By Nick Paumgarten
Ueli Steck’s closest brush with death, or at least the time he thought it likeliest that he was about to die, came not when he plummeted seven hundred feet down the south face of Annapurna, or spidered up the Eiger’s fearsome North Face alone and without ropes in under three hours, or slipped on wet granite while free-climbing the Golden Gate route of El Capitan with his wife, on their honeymoon, but, rather, while he was hugging his knees in a tent on Mt. Everest, hiding from a crowd of Sherpas who were angry that his climbing partner had called one of them a “motherfucker,” in Nepali. They were threatening to kill him. He had no escape. He had planned everything so scrupulously. The intended route up the mountain was sublime, the conditions perfect. He had spent years honing his body and his mind while tending to his projects and the opportunities that arose out of them. As a climber, he knew that the mountains can foil the best-laid plans, that in an instant a routine ascent can turn into a catalogue of horrors. But it would be ridiculous to die like this. The expedition had hardly begun.

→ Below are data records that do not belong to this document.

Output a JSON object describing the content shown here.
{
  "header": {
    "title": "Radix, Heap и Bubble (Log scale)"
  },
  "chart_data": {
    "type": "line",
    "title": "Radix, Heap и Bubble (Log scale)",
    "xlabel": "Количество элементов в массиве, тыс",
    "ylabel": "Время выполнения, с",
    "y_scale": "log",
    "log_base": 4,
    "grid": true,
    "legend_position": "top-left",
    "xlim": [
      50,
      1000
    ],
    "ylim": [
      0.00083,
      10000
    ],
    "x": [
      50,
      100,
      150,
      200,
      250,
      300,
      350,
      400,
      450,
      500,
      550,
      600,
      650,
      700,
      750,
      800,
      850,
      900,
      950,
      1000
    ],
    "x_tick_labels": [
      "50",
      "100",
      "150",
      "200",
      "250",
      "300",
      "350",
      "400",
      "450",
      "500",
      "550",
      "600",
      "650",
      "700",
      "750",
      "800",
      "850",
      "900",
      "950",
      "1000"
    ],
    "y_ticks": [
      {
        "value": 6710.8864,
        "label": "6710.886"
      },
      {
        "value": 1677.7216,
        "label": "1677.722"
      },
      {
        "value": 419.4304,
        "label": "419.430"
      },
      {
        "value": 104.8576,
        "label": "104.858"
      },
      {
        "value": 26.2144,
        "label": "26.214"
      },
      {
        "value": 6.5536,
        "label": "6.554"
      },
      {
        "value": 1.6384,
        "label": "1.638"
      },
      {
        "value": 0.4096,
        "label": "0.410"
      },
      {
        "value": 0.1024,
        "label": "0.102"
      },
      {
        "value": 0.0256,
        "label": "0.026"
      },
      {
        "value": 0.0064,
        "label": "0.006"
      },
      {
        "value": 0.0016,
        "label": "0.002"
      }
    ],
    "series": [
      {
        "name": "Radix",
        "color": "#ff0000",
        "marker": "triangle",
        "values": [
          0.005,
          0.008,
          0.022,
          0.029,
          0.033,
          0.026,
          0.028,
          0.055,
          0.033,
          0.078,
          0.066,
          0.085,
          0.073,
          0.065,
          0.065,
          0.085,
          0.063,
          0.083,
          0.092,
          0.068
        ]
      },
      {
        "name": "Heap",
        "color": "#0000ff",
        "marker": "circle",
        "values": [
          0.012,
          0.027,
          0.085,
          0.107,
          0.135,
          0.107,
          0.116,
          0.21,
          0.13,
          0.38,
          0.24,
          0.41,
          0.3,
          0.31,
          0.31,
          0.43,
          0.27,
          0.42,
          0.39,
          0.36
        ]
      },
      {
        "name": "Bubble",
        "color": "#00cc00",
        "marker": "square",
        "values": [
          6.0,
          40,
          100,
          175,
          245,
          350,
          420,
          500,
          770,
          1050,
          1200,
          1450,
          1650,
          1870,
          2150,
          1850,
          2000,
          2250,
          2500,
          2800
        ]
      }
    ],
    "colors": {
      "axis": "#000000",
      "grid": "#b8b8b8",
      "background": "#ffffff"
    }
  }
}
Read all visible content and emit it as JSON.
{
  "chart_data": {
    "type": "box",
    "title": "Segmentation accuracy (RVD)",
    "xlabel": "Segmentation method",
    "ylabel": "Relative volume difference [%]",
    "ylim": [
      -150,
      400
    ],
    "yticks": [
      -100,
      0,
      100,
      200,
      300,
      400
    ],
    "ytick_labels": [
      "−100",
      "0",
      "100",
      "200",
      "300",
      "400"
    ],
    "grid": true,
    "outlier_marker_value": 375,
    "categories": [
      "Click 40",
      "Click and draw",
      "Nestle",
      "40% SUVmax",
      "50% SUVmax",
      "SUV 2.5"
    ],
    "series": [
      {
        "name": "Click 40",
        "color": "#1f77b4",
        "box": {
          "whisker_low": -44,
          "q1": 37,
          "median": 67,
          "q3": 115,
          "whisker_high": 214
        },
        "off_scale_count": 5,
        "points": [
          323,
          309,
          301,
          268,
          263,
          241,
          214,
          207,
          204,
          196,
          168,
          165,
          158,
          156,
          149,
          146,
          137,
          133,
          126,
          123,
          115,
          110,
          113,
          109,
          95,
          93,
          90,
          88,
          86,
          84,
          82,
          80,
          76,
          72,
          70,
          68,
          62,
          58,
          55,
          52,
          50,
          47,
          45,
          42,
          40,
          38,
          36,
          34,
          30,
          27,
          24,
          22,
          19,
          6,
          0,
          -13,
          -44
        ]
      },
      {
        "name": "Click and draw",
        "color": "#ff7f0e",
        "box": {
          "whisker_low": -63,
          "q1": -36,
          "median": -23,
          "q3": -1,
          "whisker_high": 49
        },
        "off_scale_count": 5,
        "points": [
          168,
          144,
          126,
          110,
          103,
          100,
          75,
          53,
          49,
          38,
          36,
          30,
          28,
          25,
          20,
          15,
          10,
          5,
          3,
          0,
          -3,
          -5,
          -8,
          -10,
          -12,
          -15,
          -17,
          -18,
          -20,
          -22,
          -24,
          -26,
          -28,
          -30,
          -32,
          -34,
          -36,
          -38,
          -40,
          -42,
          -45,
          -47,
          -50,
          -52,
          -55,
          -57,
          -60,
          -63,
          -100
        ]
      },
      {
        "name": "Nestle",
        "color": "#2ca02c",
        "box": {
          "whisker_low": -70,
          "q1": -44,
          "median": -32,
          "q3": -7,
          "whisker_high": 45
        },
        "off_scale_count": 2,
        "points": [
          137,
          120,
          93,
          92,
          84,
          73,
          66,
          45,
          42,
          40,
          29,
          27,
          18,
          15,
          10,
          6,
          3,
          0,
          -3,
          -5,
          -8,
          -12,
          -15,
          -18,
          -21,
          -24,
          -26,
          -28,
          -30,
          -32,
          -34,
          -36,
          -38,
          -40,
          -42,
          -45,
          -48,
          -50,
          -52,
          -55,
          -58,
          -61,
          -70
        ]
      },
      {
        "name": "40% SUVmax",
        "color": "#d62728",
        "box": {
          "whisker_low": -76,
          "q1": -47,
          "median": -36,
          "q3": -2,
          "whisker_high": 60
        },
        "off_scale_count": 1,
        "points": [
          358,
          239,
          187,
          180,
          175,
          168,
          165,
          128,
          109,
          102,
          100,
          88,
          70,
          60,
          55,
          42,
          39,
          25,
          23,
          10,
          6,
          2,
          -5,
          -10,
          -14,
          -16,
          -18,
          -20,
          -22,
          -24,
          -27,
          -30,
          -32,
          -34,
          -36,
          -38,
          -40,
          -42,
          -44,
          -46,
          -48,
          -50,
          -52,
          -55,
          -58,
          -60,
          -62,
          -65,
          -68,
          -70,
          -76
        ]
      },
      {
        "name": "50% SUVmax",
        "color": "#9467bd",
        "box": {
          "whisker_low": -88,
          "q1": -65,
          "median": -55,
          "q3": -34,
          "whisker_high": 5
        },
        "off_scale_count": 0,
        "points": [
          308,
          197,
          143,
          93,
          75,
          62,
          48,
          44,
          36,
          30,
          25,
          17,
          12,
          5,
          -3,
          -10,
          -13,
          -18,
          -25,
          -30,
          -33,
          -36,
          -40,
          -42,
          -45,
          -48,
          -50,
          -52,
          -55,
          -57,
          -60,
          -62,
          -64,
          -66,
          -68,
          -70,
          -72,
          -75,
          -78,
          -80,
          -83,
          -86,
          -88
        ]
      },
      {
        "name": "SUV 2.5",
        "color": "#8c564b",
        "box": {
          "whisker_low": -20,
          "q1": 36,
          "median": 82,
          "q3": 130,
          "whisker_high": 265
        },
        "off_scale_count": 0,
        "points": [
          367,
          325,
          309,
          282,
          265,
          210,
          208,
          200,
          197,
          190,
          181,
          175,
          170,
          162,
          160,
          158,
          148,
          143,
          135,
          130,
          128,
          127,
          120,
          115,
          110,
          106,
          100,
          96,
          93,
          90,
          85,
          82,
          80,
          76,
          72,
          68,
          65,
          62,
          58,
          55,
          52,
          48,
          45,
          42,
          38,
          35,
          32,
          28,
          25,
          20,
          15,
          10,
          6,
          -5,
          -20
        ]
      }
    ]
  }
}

Steck had made his first trip to Everest in May, 2011, at the age of thirty-four. He’d built a reputation as one of the world’s premier alpinists—“the Swiss Machine,” some called him, to his dismay—by ascending, in record time, alone and without ropes, Europe’s notorious north faces and then by taking on bold Himalayan routes, with style and speed. Everest hardly fit the pattern. In recent years, accomplished mountaineers in search of elegant, difficult, and original climbs had tended to steer clear of its crowds, expense, and relative drudgery. Still, Everest is Everest. Steck felt the pull.